The emphasis on speed over accuracy is “scary,” said Ari Davanelos, one of two exceptionally computer-savvy students in the class. “Will we reach an equilibrium?”

“The jobs being lost in the old model — what about all the people who are being squeezed out?” asked David O’Connor, who wants to be a sportswriter. “Is that okay?”

“What’s the future of journalism schools?” Paloma Paultre, who hopes to be a news anchor, wanted to know.

Gillin’s answers had a common theme: What has changed are behaviors, not a value system. “The essential values of human trust have not been changing,” he said.

“Facebook is nothing more than a campfire,” he went on. “We get together at the end of the day, and we shoot the breeze.”

It’s a comforting thought — that despite the tumult and uncertainty enveloping the news industry, people ultimately want to know that they can trust the storytellers.

But “the next 10 years in journalism are going to be really ugly,” Gillin said. The democratization of publishing is “now destroying the institutions we have relied on since the Civil War to tell us what is true.”

“Big media was created to solve a problem: lack of information,” he told the students. “You’re going to enter a world where everyone is publishing.” Publishing “is cheap and easy. And that changes everything.”
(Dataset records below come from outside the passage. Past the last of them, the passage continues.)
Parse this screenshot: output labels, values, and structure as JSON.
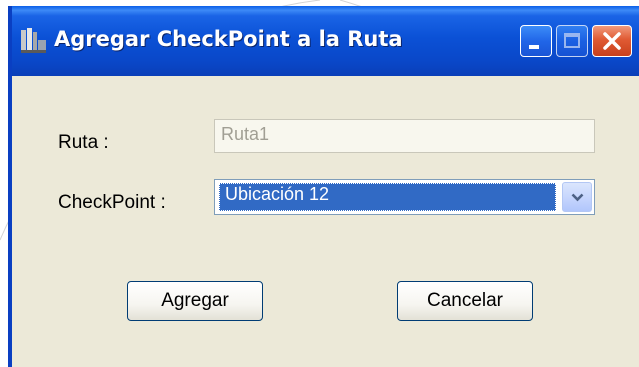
{
  "window": {
    "title": "Agregar CheckPoint a la Ruta",
    "icon": "route-app-icon",
    "controls": [
      "minimize-icon",
      "maximize-icon",
      "close-icon"
    ]
  },
  "form": {
    "ruta_label": "Ruta :",
    "ruta_value": "Ruta1",
    "checkpoint_label": "CheckPoint :",
    "checkpoint_selected": "Ubicación 12"
  },
  "buttons": {
    "agregar": "Agregar",
    "cancelar": "Cancelar"
  },
  "colors": {
    "titlebar": "#0a47c8",
    "window_face": "#ece9d8",
    "selection": "#316ac5",
    "close_button": "#e05a33"
  }
}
“This is much bigger than just journalism,” he added. “When anyone can publish … then it’s much harder to hide.”

Gillin earns his daily bread by consulting with businesses that want to harness social media, and he noted that many companies — he cited the Coca-Cola Co. as one example — now encourage mid-level employees to blog, or to communicate in forums, or to use Twitter and Facebook. Like journalism, business in general will be “more participatory and more transparent.” Companies will be smaller and flatter with less need for middle managers, whose role traditionally has been to communicate up and down within organizations.

For media companies in particular, which in a largely digital future won’t need expensive real estate, presses, paper, ink, drivers, press operators or circulation departments, “the future is going to be in ‘small.'”

From a societal perspective, the whirlwind is destroying institutional knowledge, reducing journalism’s role as government watchdog, making it harder  to afflict the comfortable and eliminating “a common reference point for conversation.”

“That’s bad,” he said.

(A note to those who demean observers like Gillin, Michael Rosenblum and others who are delineating the new realities: These observers are not the enemy, and they are neither ignorant nor uncaring about the toll of the destruction. They are news people reporting a story.  Scratch their enthusiasm for the possibilities of the new order, and you’ll find a deep disquiet about the loss of many aspects of the old — just like the classic newspaper grouch whose cynicism masked a deep but often thwarted idealism.)

In Gillin’s view, the role of the journalist is expanding. Reporters will continue to write stories, but “our product is not a single story any more,” he said. “Our product is a flow of information … Curation is really, really important.”

And that’s where the conversation comes back to trust and basic human values. The digital journalist who becomes a trusted “brand,” for lack of a better word, leads readers (viewers, news consumers, news participants, whatever you call ’em) not only to his or her work but to the best of the work others produce. People who want to make sense of the world will follow those who can curate the most meaningful interpretations of events, issues and trends.

“The principles of journalism are very, very solid,” Gillin told Paloma, the student who had asked about the future of journalism schools. “And they’re not going to change.”